Once the model is fit, the goal is to determine, “If we were running at equilibrium and could then ‘implement interventions’ by changing one or more of the variables, how would the rate of gun violence be changed over time?” More precisely, the group can assess questions such as:
- If we do nothing, what will happen to rates of gun violence over the next 50 years?
- If we increase rates of funding for mentorship by $XX/year, what would happen?
- If we increase high school graduation rates by 5%, what would happen over time?
- What if we increased rates of funding to mentorship programs and improved high school graduation rates?
Based on the simulations, the group will have a better understanding as to which intervention or set of interventions have a higher likelihood of success and they will seek funding to implement and evaluate them.
The current project includes only stakeholders and data from New Haven. However, the model that is developed could be adapted by other communities to include their own unique characteristics, strengths and weaknesses related to gun violence and its causes. For instance, one idiosyncrasy in New Haven is that gang membership is more fluid and they are not strictly neighborhood-based, as in many other cities, even those in cities about the same size as New Haven.

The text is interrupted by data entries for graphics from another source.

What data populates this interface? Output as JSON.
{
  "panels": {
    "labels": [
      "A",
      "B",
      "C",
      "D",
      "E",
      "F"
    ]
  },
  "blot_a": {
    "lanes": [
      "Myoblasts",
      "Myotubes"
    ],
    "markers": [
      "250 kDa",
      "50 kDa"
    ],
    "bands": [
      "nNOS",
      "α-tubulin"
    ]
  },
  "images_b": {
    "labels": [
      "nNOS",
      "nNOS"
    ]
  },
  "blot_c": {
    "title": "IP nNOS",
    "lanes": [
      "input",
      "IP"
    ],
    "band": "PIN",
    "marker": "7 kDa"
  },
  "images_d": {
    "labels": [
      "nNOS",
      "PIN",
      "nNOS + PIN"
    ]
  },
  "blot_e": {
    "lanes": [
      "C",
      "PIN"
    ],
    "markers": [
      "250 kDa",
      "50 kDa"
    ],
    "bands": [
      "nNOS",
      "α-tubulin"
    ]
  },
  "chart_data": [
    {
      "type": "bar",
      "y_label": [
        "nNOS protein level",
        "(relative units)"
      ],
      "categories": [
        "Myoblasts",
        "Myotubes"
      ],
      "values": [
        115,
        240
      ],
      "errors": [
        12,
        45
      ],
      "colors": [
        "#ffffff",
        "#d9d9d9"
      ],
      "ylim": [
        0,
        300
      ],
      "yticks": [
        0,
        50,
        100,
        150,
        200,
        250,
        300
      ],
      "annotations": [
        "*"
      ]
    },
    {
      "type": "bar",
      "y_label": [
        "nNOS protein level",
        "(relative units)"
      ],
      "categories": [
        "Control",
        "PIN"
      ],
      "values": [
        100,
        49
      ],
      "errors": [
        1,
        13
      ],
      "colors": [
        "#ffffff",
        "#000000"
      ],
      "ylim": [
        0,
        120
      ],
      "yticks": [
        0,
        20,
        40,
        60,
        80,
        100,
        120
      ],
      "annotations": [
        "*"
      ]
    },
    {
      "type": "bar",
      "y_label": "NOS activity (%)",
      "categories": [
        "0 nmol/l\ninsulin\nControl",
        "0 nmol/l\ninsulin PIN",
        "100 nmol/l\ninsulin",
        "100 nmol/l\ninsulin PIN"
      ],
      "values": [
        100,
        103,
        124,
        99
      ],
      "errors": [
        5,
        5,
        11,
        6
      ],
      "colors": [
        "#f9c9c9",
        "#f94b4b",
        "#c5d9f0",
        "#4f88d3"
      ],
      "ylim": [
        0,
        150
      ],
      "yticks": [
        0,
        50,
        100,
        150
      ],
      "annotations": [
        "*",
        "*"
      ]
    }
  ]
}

Future projects utilizing the expertise of community stakeholder groups to generate causal loop diagrams will examine how community factors influence rate of physical activity in both New Haven and three communities in California, and how social media posts influence behaviors related to COVID-19 prevention, which is not restricted to a place-based community. Dr. Roy cautions, “Using system dynamics modeling is not a prediction tool, but a way to compare different scenarios”. It is a method to help pick the best strategies to make change, and its richness lies in its ability to look at both intended and unintended consequences. It is also not a panacea, but it could help community leaders and policy makers make better decisions. Dr. Roy recalls a famous quote in this field that says, “All models are wrong, but some are useful.”